Fünf neue Mittagstische in der Oberstufe

Buschor kommt vor den Medien auf eine weitere Neuerung zu sprechen. Gestern haben fünf Mittagstische für die Oberstufe ihren Betrieb aufgenommen. Damit wird gemäss Buschor eine Lücke in der familienergänzenden Betreuung geschlossen. So habe man sich in den vergangenen Jahren auf den Ausbau der Tagesbetreuung an den Primarschulen konzentriert und dabei die Oberstufe vernachlässigt.

Die fünf Mittagstische für die Oberstufen Engelwies/Schönau, Bürgli, Blumenau, Buchental und Zil sind in bereits bestehenden Räumlichkeiten untergebracht. Viermal in der Woche wird hier ein frisch zubereitetes Mittagessen zum Preis von 7.50 Franken angeboten. Die Jugendlichen können aber auch ihren eigenen Lunch mitbringen und die Infrastruktur gratis nutzen. Betreut werden die Mittagstische von sozialpädagogisch ausgebildetem Personal.
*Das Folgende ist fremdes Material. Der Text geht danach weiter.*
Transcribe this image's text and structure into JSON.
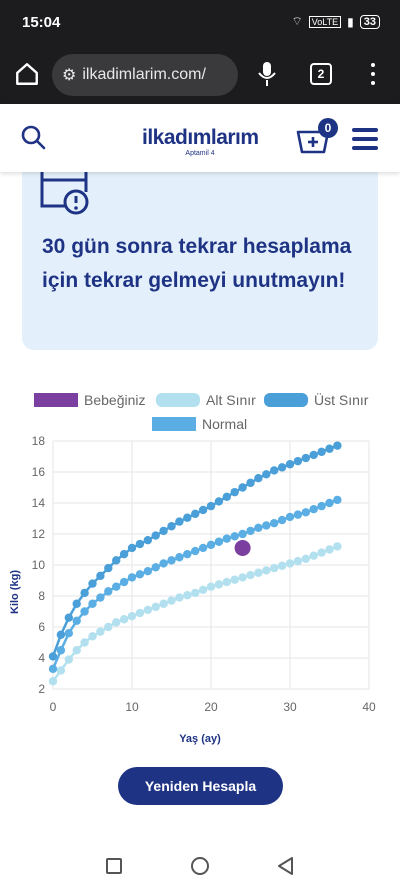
{
  "status_bar": {
    "time": "15:04",
    "network": "VoLTE",
    "battery": "33"
  },
  "browser": {
    "url": "ilkadimlarim.com/",
    "tab_count": "2"
  },
  "header": {
    "logo_text": "ilkadımlarım",
    "logo_sub": "Aptamil 4",
    "cart_count": "0"
  },
  "info_card": {
    "message": "30 gün sonra tekrar hesaplama için tekrar gelmeyi unutmayın!"
  },
  "colors": {
    "brand": "#1f3385",
    "baby": "#7b3fa0",
    "lower": "#b3e0ef",
    "upper": "#4a9fd8",
    "normal": "#5aaee3",
    "card_bg": "#e3f0fb"
  },
  "chart_data": {
    "type": "line",
    "legend": [
      "Bebeğiniz",
      "Alt Sınır",
      "Üst Sınır",
      "Normal"
    ],
    "xlabel": "Yaş (ay)",
    "ylabel": "Kilo (kg)",
    "xlim": [
      0,
      40
    ],
    "ylim": [
      2,
      18
    ],
    "xticks": [
      0,
      10,
      20,
      30,
      40
    ],
    "yticks": [
      2,
      4,
      6,
      8,
      10,
      12,
      14,
      16,
      18
    ],
    "grid": true,
    "series": [
      {
        "name": "Alt Sınır",
        "color": "#b3e0ef",
        "x": [
          0,
          1,
          2,
          3,
          4,
          5,
          6,
          7,
          8,
          9,
          10,
          12,
          14,
          16,
          18,
          20,
          22,
          24,
          26,
          28,
          30,
          32,
          34,
          36
        ],
        "values": [
          2.5,
          3.2,
          3.9,
          4.5,
          5.0,
          5.4,
          5.7,
          6.0,
          6.3,
          6.5,
          6.7,
          7.1,
          7.5,
          7.9,
          8.2,
          8.6,
          8.9,
          9.2,
          9.5,
          9.8,
          10.1,
          10.4,
          10.8,
          11.2
        ]
      },
      {
        "name": "Normal",
        "color": "#5aaee3",
        "x": [
          0,
          1,
          2,
          3,
          4,
          5,
          6,
          7,
          8,
          9,
          10,
          12,
          14,
          16,
          18,
          20,
          22,
          24,
          26,
          28,
          30,
          32,
          34,
          36
        ],
        "values": [
          3.3,
          4.5,
          5.6,
          6.4,
          7.0,
          7.5,
          7.9,
          8.3,
          8.6,
          8.9,
          9.2,
          9.6,
          10.1,
          10.5,
          10.9,
          11.3,
          11.7,
          12.0,
          12.4,
          12.7,
          13.1,
          13.4,
          13.8,
          14.2
        ]
      },
      {
        "name": "Üst Sınır",
        "color": "#4a9fd8",
        "x": [
          0,
          1,
          2,
          3,
          4,
          5,
          6,
          7,
          8,
          9,
          10,
          12,
          14,
          16,
          18,
          20,
          22,
          24,
          26,
          28,
          30,
          32,
          34,
          36
        ],
        "values": [
          4.1,
          5.5,
          6.6,
          7.5,
          8.2,
          8.8,
          9.3,
          9.8,
          10.3,
          10.7,
          11.1,
          11.6,
          12.2,
          12.8,
          13.3,
          13.8,
          14.4,
          15.0,
          15.6,
          16.1,
          16.5,
          16.9,
          17.3,
          17.7
        ]
      }
    ],
    "baby_point": {
      "name": "Bebeğiniz",
      "x": 24,
      "y": 11.1
    }
  },
  "actions": {
    "recalc_label": "Yeniden Hesapla"
  }
}
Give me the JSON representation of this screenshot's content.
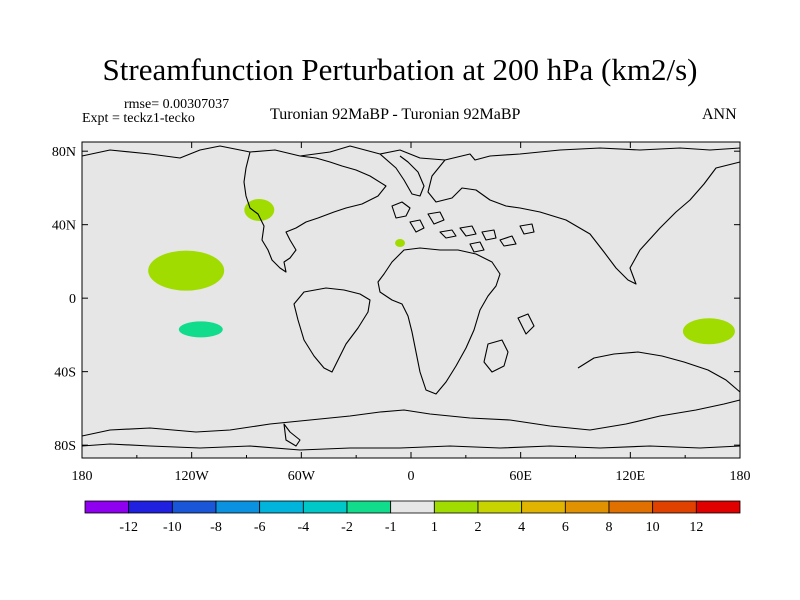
{
  "header": {
    "title": "Streamfunction Perturbation at 200 hPa (km2/s)",
    "rmse": "rmse= 0.00307037",
    "expt": "Expt = teckz1-tecko",
    "comparison": "Turonian  92MaBP - Turonian  92MaBP",
    "season": "ANN"
  },
  "map": {
    "background_color": "#e6e6e6",
    "lat_labels": [
      "80N",
      "40N",
      "0",
      "40S",
      "80S"
    ],
    "lon_labels": [
      "180",
      "120W",
      "60W",
      "0",
      "60E",
      "120E",
      "180"
    ],
    "anomalies": [
      {
        "name": "north-pacific-positive-anomaly",
        "lon": -123,
        "lat": 15,
        "color": "#a0dc00"
      },
      {
        "name": "south-pacific-negative-anomaly",
        "lon": -115,
        "lat": -17,
        "color": "#10dc8c"
      },
      {
        "name": "north-america-positive-anomaly",
        "lon": -83,
        "lat": 48,
        "color": "#a0dc00"
      },
      {
        "name": "tethys-positive-anomaly",
        "lon": -6,
        "lat": 30,
        "color": "#a0dc00"
      },
      {
        "name": "southwest-pacific-positive-anomaly",
        "lon": 163,
        "lat": -18,
        "color": "#a0dc00"
      }
    ]
  },
  "colorbar": {
    "colors": [
      "#9000f0",
      "#2020e0",
      "#1a56d8",
      "#0a92e0",
      "#00b4dc",
      "#00c8c8",
      "#10dc8c",
      "#e6e6e6",
      "#a0dc00",
      "#c8d400",
      "#e0b400",
      "#e09200",
      "#e07000",
      "#e04000",
      "#e00000"
    ],
    "labels": [
      "-12",
      "-10",
      "-8",
      "-6",
      "-4",
      "-2",
      "-1",
      "1",
      "2",
      "4",
      "6",
      "8",
      "10",
      "12"
    ]
  }
}
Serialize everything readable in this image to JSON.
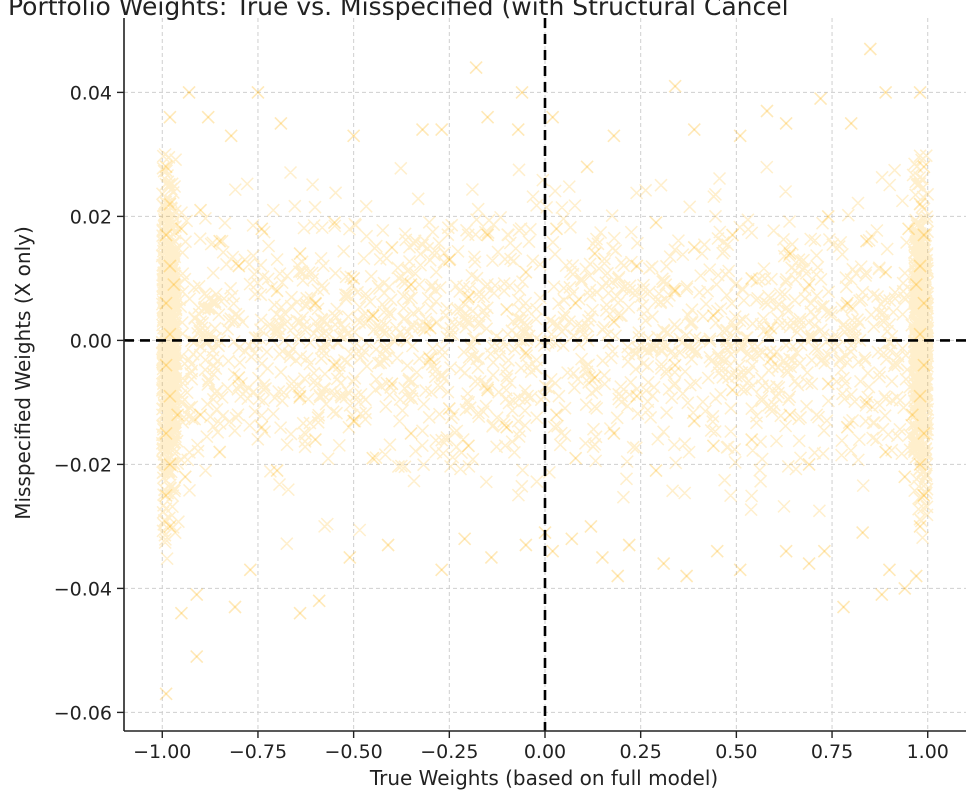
{
  "chart_data": {
    "type": "scatter",
    "title": "Portfolio Weights: True vs. Misspecified (with Structural Cancel",
    "xlabel": "True Weights (based on full model)",
    "ylabel": "Misspecified Weights (X only)",
    "xlim": [
      -1.1,
      1.1
    ],
    "ylim": [
      -0.063,
      0.052
    ],
    "xticks": [
      -1.0,
      -0.75,
      -0.5,
      -0.25,
      0.0,
      0.25,
      0.5,
      0.75,
      1.0
    ],
    "xtick_labels": [
      "−1.00",
      "−0.75",
      "−0.50",
      "−0.25",
      "0.00",
      "0.25",
      "0.50",
      "0.75",
      "1.00"
    ],
    "yticks": [
      -0.06,
      -0.04,
      -0.02,
      0.0,
      0.02,
      0.04
    ],
    "ytick_labels": [
      "−0.06",
      "−0.04",
      "−0.02",
      "0.00",
      "0.02",
      "0.04"
    ],
    "grid": true,
    "reference_lines": [
      {
        "orientation": "horizontal",
        "value": 0.0,
        "style": "dashed",
        "color": "#000000"
      },
      {
        "orientation": "vertical",
        "value": 0.0,
        "style": "dashed",
        "color": "#000000"
      }
    ],
    "marker": "x",
    "marker_color": "#FFB000",
    "marker_opacity": 0.28,
    "series": [
      {
        "points": [
          [
            -0.99,
            -0.057
          ],
          [
            -0.91,
            -0.051
          ],
          [
            -0.95,
            -0.044
          ],
          [
            -0.81,
            -0.043
          ],
          [
            -0.59,
            -0.042
          ],
          [
            -0.64,
            -0.044
          ],
          [
            -0.91,
            -0.041
          ],
          [
            -0.77,
            -0.037
          ],
          [
            -0.51,
            -0.035
          ],
          [
            -0.41,
            -0.033
          ],
          [
            -0.27,
            -0.037
          ],
          [
            -0.21,
            -0.032
          ],
          [
            -0.14,
            -0.035
          ],
          [
            -0.05,
            -0.033
          ],
          [
            0.0,
            -0.031
          ],
          [
            0.02,
            -0.034
          ],
          [
            0.07,
            -0.032
          ],
          [
            0.12,
            -0.03
          ],
          [
            0.15,
            -0.035
          ],
          [
            0.19,
            -0.038
          ],
          [
            0.22,
            -0.033
          ],
          [
            0.31,
            -0.036
          ],
          [
            0.37,
            -0.038
          ],
          [
            0.45,
            -0.034
          ],
          [
            0.51,
            -0.037
          ],
          [
            0.63,
            -0.034
          ],
          [
            0.69,
            -0.036
          ],
          [
            0.73,
            -0.034
          ],
          [
            0.78,
            -0.043
          ],
          [
            0.83,
            -0.031
          ],
          [
            0.9,
            -0.037
          ],
          [
            0.94,
            -0.04
          ],
          [
            0.88,
            -0.041
          ],
          [
            0.97,
            -0.038
          ],
          [
            -0.18,
            0.044
          ],
          [
            -0.15,
            0.036
          ],
          [
            -0.06,
            0.04
          ],
          [
            0.02,
            0.036
          ],
          [
            0.11,
            0.028
          ],
          [
            0.18,
            0.033
          ],
          [
            0.34,
            0.041
          ],
          [
            0.39,
            0.034
          ],
          [
            0.51,
            0.033
          ],
          [
            0.58,
            0.037
          ],
          [
            0.63,
            0.035
          ],
          [
            0.72,
            0.039
          ],
          [
            0.8,
            0.035
          ],
          [
            0.85,
            0.047
          ],
          [
            0.89,
            0.04
          ],
          [
            0.98,
            0.04
          ],
          [
            -0.98,
            0.036
          ],
          [
            -0.93,
            0.04
          ],
          [
            -0.88,
            0.036
          ],
          [
            -0.82,
            0.033
          ],
          [
            -0.75,
            0.04
          ],
          [
            -0.69,
            0.035
          ],
          [
            -0.5,
            0.033
          ],
          [
            -0.32,
            0.034
          ],
          [
            -0.27,
            0.034
          ],
          [
            -0.07,
            0.034
          ],
          [
            -0.9,
            0.021
          ],
          [
            -0.85,
            0.016
          ],
          [
            -0.8,
            0.012
          ],
          [
            -0.74,
            0.018
          ],
          [
            -0.7,
            0.008
          ],
          [
            -0.64,
            0.014
          ],
          [
            -0.6,
            0.006
          ],
          [
            -0.55,
            0.019
          ],
          [
            -0.5,
            0.01
          ],
          [
            -0.45,
            0.004
          ],
          [
            -0.4,
            0.015
          ],
          [
            -0.35,
            0.009
          ],
          [
            -0.3,
            0.002
          ],
          [
            -0.25,
            0.013
          ],
          [
            -0.2,
            0.007
          ],
          [
            -0.15,
            0.017
          ],
          [
            -0.1,
            0.005
          ],
          [
            -0.05,
            0.011
          ],
          [
            0.03,
            0.018
          ],
          [
            0.08,
            0.006
          ],
          [
            0.13,
            0.014
          ],
          [
            0.18,
            0.003
          ],
          [
            0.24,
            0.012
          ],
          [
            0.29,
            0.019
          ],
          [
            0.34,
            0.008
          ],
          [
            0.39,
            0.015
          ],
          [
            0.44,
            0.004
          ],
          [
            0.49,
            0.017
          ],
          [
            0.54,
            0.01
          ],
          [
            0.59,
            0.002
          ],
          [
            0.64,
            0.014
          ],
          [
            0.69,
            0.009
          ],
          [
            0.74,
            0.02
          ],
          [
            0.79,
            0.006
          ],
          [
            0.84,
            0.016
          ],
          [
            0.89,
            0.011
          ],
          [
            -0.9,
            -0.012
          ],
          [
            -0.85,
            -0.018
          ],
          [
            -0.8,
            -0.006
          ],
          [
            -0.74,
            -0.014
          ],
          [
            -0.7,
            -0.021
          ],
          [
            -0.64,
            -0.009
          ],
          [
            -0.6,
            -0.016
          ],
          [
            -0.55,
            -0.004
          ],
          [
            -0.5,
            -0.013
          ],
          [
            -0.45,
            -0.019
          ],
          [
            -0.4,
            -0.007
          ],
          [
            -0.35,
            -0.015
          ],
          [
            -0.3,
            -0.003
          ],
          [
            -0.25,
            -0.011
          ],
          [
            -0.2,
            -0.017
          ],
          [
            -0.15,
            -0.008
          ],
          [
            -0.1,
            -0.014
          ],
          [
            -0.05,
            -0.002
          ],
          [
            0.03,
            -0.012
          ],
          [
            0.08,
            -0.019
          ],
          [
            0.13,
            -0.006
          ],
          [
            0.18,
            -0.015
          ],
          [
            0.24,
            -0.009
          ],
          [
            0.29,
            -0.021
          ],
          [
            0.34,
            -0.004
          ],
          [
            0.39,
            -0.013
          ],
          [
            0.44,
            -0.017
          ],
          [
            0.49,
            -0.008
          ],
          [
            0.54,
            -0.016
          ],
          [
            0.59,
            -0.003
          ],
          [
            0.64,
            -0.012
          ],
          [
            0.69,
            -0.02
          ],
          [
            0.74,
            -0.007
          ],
          [
            0.79,
            -0.014
          ],
          [
            0.84,
            -0.01
          ],
          [
            0.89,
            -0.018
          ],
          [
            -0.99,
            0.028
          ],
          [
            -0.98,
            0.022
          ],
          [
            -0.99,
            0.017
          ],
          [
            -0.98,
            0.012
          ],
          [
            -0.99,
            0.006
          ],
          [
            -0.98,
            0.001
          ],
          [
            -0.99,
            -0.004
          ],
          [
            -0.98,
            -0.009
          ],
          [
            -0.99,
            -0.015
          ],
          [
            -0.98,
            -0.02
          ],
          [
            -0.99,
            -0.025
          ],
          [
            -0.98,
            -0.03
          ],
          [
            -0.97,
            0.009
          ],
          [
            -0.96,
            -0.012
          ],
          [
            -0.95,
            0.018
          ],
          [
            -0.94,
            -0.022
          ],
          [
            0.99,
            0.028
          ],
          [
            0.98,
            0.022
          ],
          [
            0.99,
            0.017
          ],
          [
            0.98,
            0.012
          ],
          [
            0.99,
            0.006
          ],
          [
            0.98,
            0.001
          ],
          [
            0.99,
            -0.004
          ],
          [
            0.98,
            -0.009
          ],
          [
            0.99,
            -0.015
          ],
          [
            0.98,
            -0.02
          ],
          [
            0.99,
            -0.025
          ],
          [
            0.98,
            -0.03
          ],
          [
            0.97,
            0.009
          ],
          [
            0.96,
            -0.012
          ],
          [
            0.95,
            0.018
          ],
          [
            0.94,
            -0.022
          ]
        ]
      }
    ]
  }
}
Auch was das Thema Lehrermangel anbelangt, hat Schuldirektor Buschor gute Nachrichten. In der Stadt konnten sämtliche freien Stellen besetzt werden. Dennoch hätten ihm Schulleiter berichtet, dass auf Stellenausschreibungen weniger Bewerbungen eingegangen seien und dass sich das Einzugsgebiet der Bewerber auch ins nahe Ausland verschoben habe. Man spüre den Lehrermangel also, aber noch nicht so stark wie kleinere Schulgemeinden.

Stadt setzt Qualitätskonzept an Schulen um

Mit Beginn des Schuljahrs starten alle Schulträger des Kantons St. Gallen damit, ein lokales Qualitätskonzept umzusetzen. Die Stadt St. Gallen hat aufgrund der kantonalen Vorgaben ein Konzept erarbeitet, wie die geforderten Qualitäten im Schulbereich erreicht und überprüft werden können. Nun seien die Lehrkräfte und Schulleitungen an der Reihe, sagt Buschor: «In der Schulverwaltung wird der Rahmen abgesteckt, aber die Entwicklung des Unterrichts muss in den Schulen stattfinden.» Das Konzept lasse den Schulen viel Spielraum und Gestaltungsfreiheit innerhalb des gesetzten Rahmens.
Schuldirektor Buschor will die öffentlichen Schulen als «Werteschulen» weiterentwickeln. Bis jetzt hätten sich eher Privatschulen mit dem Thema Werte profiliert. Dabei handle es sich auch bei der öffentlichen Schule um Werteschulen. Themen wie Vertrauen, Toleranz, Streitkultur und Teamfähigkeit müssten selbstverständlich gepflegt werden. Dabei gehe es darum, bei jedem Kind die Stärken zu erkennen. «Wir müssen Potenzialentwickler sein und keine Defiziterklärer.»